Analysts at Bank of America (BofA) Securities corroborate this same thesis. “Our US economics team has long argued that the Fed is lagging the curve, and we agree. The Taylor rule is a simplified metric for lagging the Fed, and it is interesting to compare it to previous cycles. Using a 0% real neutral interest rate and standard weights on inflation and the unemployment gap, this rule would imply a current policy target of 6.2% (Taylor using core CPI suggests 8%),” says the team of Ralph Axel, Mark Cabana & Bruno Braizinha.

“The current Fed policy stance implies the largest gap from Taylor’s rule since at least the 1990s. Even if inflation falls, as most expect, the Fed will have to tighten policy significantly.

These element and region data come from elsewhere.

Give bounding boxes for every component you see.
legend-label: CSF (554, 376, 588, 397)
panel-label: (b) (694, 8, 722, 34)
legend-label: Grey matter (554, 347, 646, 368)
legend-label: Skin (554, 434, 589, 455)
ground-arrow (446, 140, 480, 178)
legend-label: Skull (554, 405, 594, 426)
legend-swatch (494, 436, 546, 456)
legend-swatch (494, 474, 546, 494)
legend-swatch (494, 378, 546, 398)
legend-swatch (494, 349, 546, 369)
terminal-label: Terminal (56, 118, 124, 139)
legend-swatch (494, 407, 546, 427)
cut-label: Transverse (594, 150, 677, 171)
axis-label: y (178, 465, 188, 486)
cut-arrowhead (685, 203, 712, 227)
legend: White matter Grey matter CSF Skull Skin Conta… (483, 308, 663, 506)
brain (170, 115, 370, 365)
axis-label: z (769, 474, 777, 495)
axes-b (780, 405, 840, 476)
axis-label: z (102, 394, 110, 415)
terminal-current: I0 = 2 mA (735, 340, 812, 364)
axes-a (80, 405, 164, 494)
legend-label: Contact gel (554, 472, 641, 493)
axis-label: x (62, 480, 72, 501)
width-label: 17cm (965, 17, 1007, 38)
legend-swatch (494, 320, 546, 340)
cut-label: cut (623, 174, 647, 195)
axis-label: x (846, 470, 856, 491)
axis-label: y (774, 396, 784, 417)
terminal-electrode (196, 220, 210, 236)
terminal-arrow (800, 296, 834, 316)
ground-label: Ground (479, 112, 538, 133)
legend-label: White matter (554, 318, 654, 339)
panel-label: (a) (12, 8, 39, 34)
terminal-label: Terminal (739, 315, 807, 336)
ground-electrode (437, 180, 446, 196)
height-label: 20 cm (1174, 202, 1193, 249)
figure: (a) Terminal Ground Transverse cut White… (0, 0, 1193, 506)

Taylor’s rule may overstate the exact amount, but based on historical comparison, a faster increase than the measured pace of 25 basis points per meeting from the 2004-2006 cycle seems warranted. We see elevated risks of a 50 basis point hike in March and/or May, given the very accommodative stance of current policy.”




“While we recognize the benefits of a gradual approach to hikes, the potential cost may be high if inflation surprises to the upside. The Fed is not surprised when it rises. Since the 1990s, the Fed has only gone up if the market has priced the odds at 60% or higher, and typically at 80% or higher,” these analysts stress before concluding that “the Fed will do anything possible to communicate the magnitude of the increase in March before the period of silence begins” prior to a meeting of the body.

An even more exhaustive calculation is made by the analysts of the Nordic entity Danish bank in a recent report. Analysts Mikael Olai Milhøj and Jens Nærvig Pedersen examine four different specifications of the Taylor rule: the original Taylor Rule, the Taylor Rule with inflation expectations rather than actual inflation, the Former Fed Chairman Ben Bernanke Rule ( greater weight on the output gap) and the Bernanke Rule with inflation expectations instead of actual inflation. With the four models the two economists conclude that the Fed is behind the curve.

In their methodological note, Danske Bank analysts clarify that they undertake the Taylor Rule including inertia; that is, taking into account that the Fed tends to apply monetary policy more gradually than suggested by the original Taylor Rule. Likewise, they take into account underlying inflation instead of real inflation to eliminate the prices of raw materials and food. This means that their results are not as high as in the cases of Bloomberg or the Atlanta Fed, but they continue to demonstrate the backwardness of the US central bank.




Milhøj and Pedersen find that “the Fed is already between 60 and 110 basis points behind the curve (60 basis points just looking at the current upper level of the 0.25% Fed funds target range and 100 basis points looking at the so-called shadow rate that tries to capture the effect of QE) when looking at the two rules with inflation expectations, since long-term inflation expectations have not risen as much as core CPI inflation.” “When you look at the two rules with core CPI inflation, the Fed is between 200 and 250 basis points above behind the curve”, they add.